In recognition of the importance of data for proper planning and administration, the Commission had resolved that the University System Annual Review Meeting (USARM), which was suspended in 2012, would resume in 2019, The Commission would also revamp institutional accreditation and commence accreditation of part-time programmes.
On delivery mode, the Executive Secretary stated that the Commission would continue to leverage on the use of Information and Communication Technology (ICT) to facilitate teaching, learning and research, while focusing more on student support services to ensure that university products were globally competitive. With the development of postgraduate BMAS, he said that NUC would also continue to carry out postgraduate accreditation exercises in line with the new timelines.

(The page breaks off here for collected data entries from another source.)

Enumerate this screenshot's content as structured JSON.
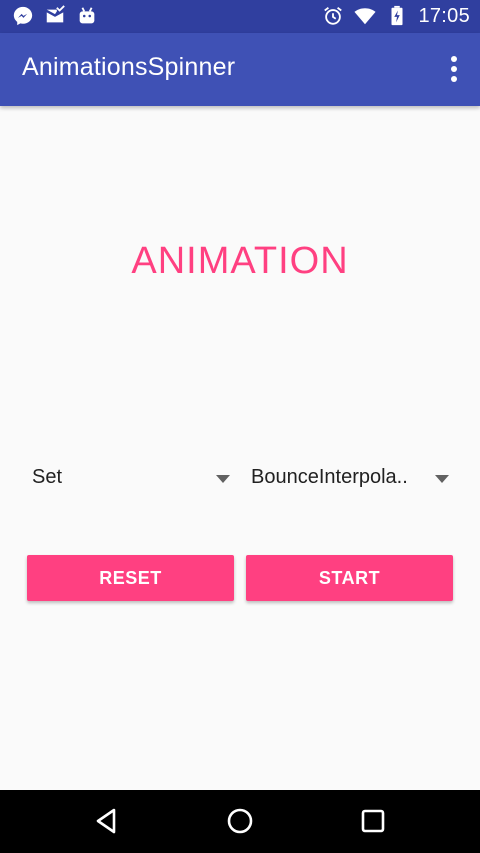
{
  "status_bar": {
    "time": "17:05",
    "left_icons": [
      "messenger-icon",
      "mail-icon",
      "android-icon"
    ],
    "right_icons": [
      "alarm-icon",
      "wifi-icon",
      "battery-charging-icon"
    ]
  },
  "app_bar": {
    "title": "AnimationsSpinner",
    "overflow_icon": "more-vert-icon"
  },
  "content": {
    "animation_text": "ANIMATION",
    "spinner_left": {
      "selected": "Set"
    },
    "spinner_right": {
      "selected": "BounceInterpola.."
    },
    "reset_label": "RESET",
    "start_label": "START"
  },
  "nav_bar": {
    "icons": [
      "back-icon",
      "home-icon",
      "recents-icon"
    ]
  },
  "colors": {
    "status_bar": "#303f9f",
    "app_bar": "#3f51b5",
    "accent": "#ff4081",
    "background": "#fafafa"
  }
}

In late 2018, the Commission convened an Industry-University stakeholders meeting which took cognisance of the need for collaborations and synergies so as to produce cutting-edge research outputs that would be relevant to the needs of the industry for ‘commercialisation and patents’.
As part of its regulatory function of forging collaborations and international partnerships between Nigerian universities and foreign institutions, the Commission also organised a retreat on ‘Internationalisation of University Education in Nigeria for Directors of Offices of Internationalisation and Development in Nigerian universities. It aimed at sensitising participants on contemporary and innovative tools for forging and sustaining international partnerships and linkages in higher education towards encouraging, promoting and strengthening higher education administration in Nigeria.
Professor Rasheed, who expressed satisfaction with the Commission’s performance in the year under review, attributed the successes to the unparalleled support from the federal government, the Commission’s workforce and the cooperation of Nigerian universities. He was optimistic expressed that the Commission would achieve more in the current year, enjoining all stakeholders to continue to contribute meaningfully to the development of the NUS to take it to enviable heights.
He charged university managers to be more proactive in the discharge of their duties in ensuring that programmes and institutions continue to live up to expectation which would lead to evolution of world-class institutions and quality graduates. He wished the NUS a successful 2019 academic year.